Bond Gone Bad

The Day of the Jackal dir. Fred Zinnemann

Yes, it’s a tad dated in the acting department, but in other ways the long, patient game of The Day of the Jackal is refreshing and exhilarating.  It has the city-shifting rhythm of a Bond film, but geography has a heft you don’t often get in contemporary thrillers - distances and locations matter to the plot, and aren’t just there to create a veneer of international pizazz.  And while his deadly judo chops can seem a little silly, Edward Fox’s Jackal is gripping, chilling, and darkly charismatic - he seems at time like David Bowie’s sinister double, Ziggy Stardust gone to the dark side, trading in his Fender for an Italian-made sniper rifle (complete with customized exploding bullets!).  His assignment might derive from a specific historical moment - defeated French right-wingers seeking vengeance for Charles de Gaulle’s handling of the war in Algeria - but the Jackal also possesses a nihilistic lone wolf quality, pursuing his mission even when its political purposes have disappeared.  The film clearly maintains the Jackal as a figure of fascination: you don’t necessarily want him to succeed in his mission, but every scene reveals new reserves of ingenuity and determination, if not necessarily any deeper insight into his character.  Here, the Bond parallels again feel apparent - this Englishman has a license to kill, uses sex as a weapon, and deploys a lack of conscience to his advantage.

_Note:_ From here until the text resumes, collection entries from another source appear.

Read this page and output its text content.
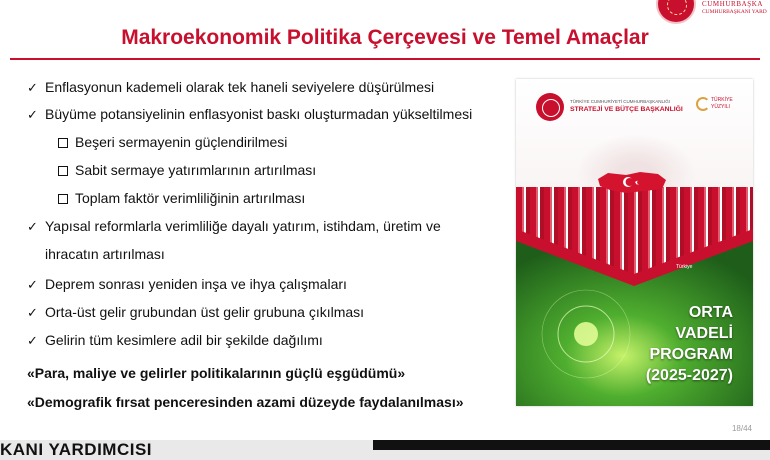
CUMHURBAŞKA
CUMHURBAŞKANI YARD
Makroekonomik Politika Çerçevesi ve Temel Amaçlar
✓ Enflasyonun kademeli olarak tek haneli seviyelere düşürülmesi
✓ Büyüme potansiyelinin enflasyonist baskı oluşturmadan yükseltilmesi
Beşeri sermayenin güçlendirilmesi
Sabit sermaye yatırımlarının artırılması
Toplam faktör verimliliğinin artırılması
✓ Yapısal reformlarla verimliliğe dayalı yatırım, istihdam, üretim ve
ihracatın artırılması
✓ Deprem sonrası yeniden inşa ve ihya çalışmaları
✓ Orta-üst gelir grubundan üst gelir grubuna çıkılması
✓ Gelirin tüm kesimlere adil bir şekilde dağılımı
«Para, maliye ve gelirler politikalarının güçlü eşgüdümü»
«Demografik fırsat penceresinden azami düzeyde faydalanılması»
TÜRKİYE CUMHURİYETİ CUMHURBAŞKANLIĞI
STRATEJİ VE BÜTÇE BAŞKANLIĞI
TÜRKİYE
YÜZYILI
Türkiye
ORTA
VADELİ
PROGRAM
(2025-2027)
18/44
KANI YARDIMCISI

The Jackal’s nemesis, the unassuming police inspector Lebel (Michael Lonsdale), is equally methodical, if far less flashy (I defy any viewer not to have an Inspector Clouseau flashback at least once during Lebel’s time onscreen -- and to bring the James Bond references full circle, Lonsdale played villain Hugo Drax in the Roger Moore-fronted Moonraker).  In a race against time, Lebel relies on deduction, basic policework, and luck to track his man.  He and the Jackal create an essential dialectic for the film; the cleverer the Jackal appears, the more you root for the inspector to rise to the occasion.  This is a film that makes the viewer root for legitimate intelligence work, and argues for its efficacy; it’s a reminder that once upon a time, the surveillance powers of the state were not nearly so broad, or that they at least took a lot more manpower.  Creepier are the depictions of France’s counterintelligence service, which is depicted as engaging in kidnapping, torture, murder, and generally going too far; showing that the government is also capable of evil helps lend the film a certain moral gravity, and elevates it above a simple good police versus evil terrorist narrative.